Sloan-Longway Museum: Worth a Visit
Flint, Michigan: The motherland of General Motors. In the 1960s, Flint could brag that it had the highest per capita income of any in the world, but this is no longer the case. There are a few remnants of the day, like the largest brownfield zone in the United States; this zone was once the flourishing Buick city plant. At one point, over 80,000 people worked for General Motors in Flint alone, now there are fewer than 4,000. People leave the city to find a new home every single day. The Great Recession has taken its toll on Flint, but it has not destroyed the Sloan-Longway Museum.
The Sloan-Longway Museum is a shining jewel in this city that deserves to be appreciated.
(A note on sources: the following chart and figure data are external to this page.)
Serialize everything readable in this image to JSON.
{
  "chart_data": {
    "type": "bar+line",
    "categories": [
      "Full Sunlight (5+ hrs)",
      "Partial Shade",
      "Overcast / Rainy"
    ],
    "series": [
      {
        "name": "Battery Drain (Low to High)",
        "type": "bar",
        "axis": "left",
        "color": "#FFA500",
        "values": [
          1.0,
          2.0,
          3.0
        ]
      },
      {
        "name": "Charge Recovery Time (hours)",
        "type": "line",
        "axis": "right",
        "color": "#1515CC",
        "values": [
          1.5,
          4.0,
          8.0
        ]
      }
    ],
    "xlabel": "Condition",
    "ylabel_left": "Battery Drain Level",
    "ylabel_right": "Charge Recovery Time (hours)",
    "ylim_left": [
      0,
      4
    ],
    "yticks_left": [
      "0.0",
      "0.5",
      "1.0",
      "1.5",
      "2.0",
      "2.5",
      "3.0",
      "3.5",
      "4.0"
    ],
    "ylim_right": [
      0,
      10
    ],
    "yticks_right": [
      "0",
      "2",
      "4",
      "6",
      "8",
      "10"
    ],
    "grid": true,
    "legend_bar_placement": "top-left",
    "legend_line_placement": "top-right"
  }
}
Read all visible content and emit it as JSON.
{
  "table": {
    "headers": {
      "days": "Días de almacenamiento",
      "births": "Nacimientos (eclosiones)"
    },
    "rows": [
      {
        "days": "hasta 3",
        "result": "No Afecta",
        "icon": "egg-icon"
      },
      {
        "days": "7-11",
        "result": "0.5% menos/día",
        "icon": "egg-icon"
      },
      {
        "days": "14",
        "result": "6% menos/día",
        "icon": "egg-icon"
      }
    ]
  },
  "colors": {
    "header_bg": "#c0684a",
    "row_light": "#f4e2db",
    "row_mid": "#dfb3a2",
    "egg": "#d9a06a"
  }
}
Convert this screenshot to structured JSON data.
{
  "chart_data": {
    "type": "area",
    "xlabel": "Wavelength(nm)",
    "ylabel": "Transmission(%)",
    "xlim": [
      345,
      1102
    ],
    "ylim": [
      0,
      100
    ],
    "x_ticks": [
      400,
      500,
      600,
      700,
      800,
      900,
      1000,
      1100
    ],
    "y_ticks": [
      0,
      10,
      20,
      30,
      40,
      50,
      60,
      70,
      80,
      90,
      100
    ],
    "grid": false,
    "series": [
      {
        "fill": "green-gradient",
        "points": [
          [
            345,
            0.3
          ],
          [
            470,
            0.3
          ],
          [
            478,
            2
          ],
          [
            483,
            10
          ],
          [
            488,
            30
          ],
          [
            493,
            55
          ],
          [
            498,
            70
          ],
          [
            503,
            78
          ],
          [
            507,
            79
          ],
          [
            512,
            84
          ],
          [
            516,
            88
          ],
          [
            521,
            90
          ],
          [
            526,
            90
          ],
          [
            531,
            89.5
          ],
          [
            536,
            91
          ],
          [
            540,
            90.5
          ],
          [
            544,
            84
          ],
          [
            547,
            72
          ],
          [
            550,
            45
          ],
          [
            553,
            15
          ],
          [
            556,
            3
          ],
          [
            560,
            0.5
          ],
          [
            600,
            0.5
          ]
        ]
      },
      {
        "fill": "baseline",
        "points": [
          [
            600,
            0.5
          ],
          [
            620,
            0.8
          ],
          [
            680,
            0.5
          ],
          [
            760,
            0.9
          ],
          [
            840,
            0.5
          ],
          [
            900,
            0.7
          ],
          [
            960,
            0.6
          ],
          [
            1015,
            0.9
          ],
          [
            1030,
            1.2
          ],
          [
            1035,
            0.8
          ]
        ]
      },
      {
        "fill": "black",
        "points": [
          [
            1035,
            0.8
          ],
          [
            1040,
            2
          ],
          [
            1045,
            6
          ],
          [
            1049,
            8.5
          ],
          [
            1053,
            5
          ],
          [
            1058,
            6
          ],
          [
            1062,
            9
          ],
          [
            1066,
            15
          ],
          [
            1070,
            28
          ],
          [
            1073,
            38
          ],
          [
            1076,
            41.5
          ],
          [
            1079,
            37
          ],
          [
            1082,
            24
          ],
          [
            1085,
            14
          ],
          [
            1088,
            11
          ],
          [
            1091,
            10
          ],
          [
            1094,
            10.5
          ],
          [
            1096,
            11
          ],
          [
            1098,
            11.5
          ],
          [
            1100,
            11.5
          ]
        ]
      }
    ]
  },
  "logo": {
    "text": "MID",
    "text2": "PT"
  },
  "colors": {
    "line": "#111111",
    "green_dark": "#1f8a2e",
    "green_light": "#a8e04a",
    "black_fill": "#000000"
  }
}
This museum is a combination of the Longway Planetarium and the Sloan Museum. The pride and joy of the Sloan Museum is the Buick Gallery, which houses an automotive restoration facility and 30 important vehicles from the heyday of General Motors. The museum is named for Alfred P. Sloan, who was the President, CEO, and Chairman of the Board at General Motors for 30 years.
Rumor has it there are some incredibly rare cars housed at the Sloan Museum. One such rarity is the 1962 Buick Skylark Prototype. There were supposedly only two ever made and each of the two Buick Skylark Prototypes, one is rumored to be in a private car collection and the second is rumored to be in Flint. The museum restoration experts have also been working on a 1953 Buick Skylark. In 1953, fewer than 1,700 of them were built and many went unsold at the then, high price of $5000.
The Sloan Museum also houses other historical vehicles like a reproduction 1904 Buick and several concept cars. Visitors can see elusive 1977 GM Phantom and the long-and-low 1951 Buick XP-300.
While it may not be the top destination on your vacation itinerary, but Flint’s Sloan-Longway Museum deserves to find a spot on your list.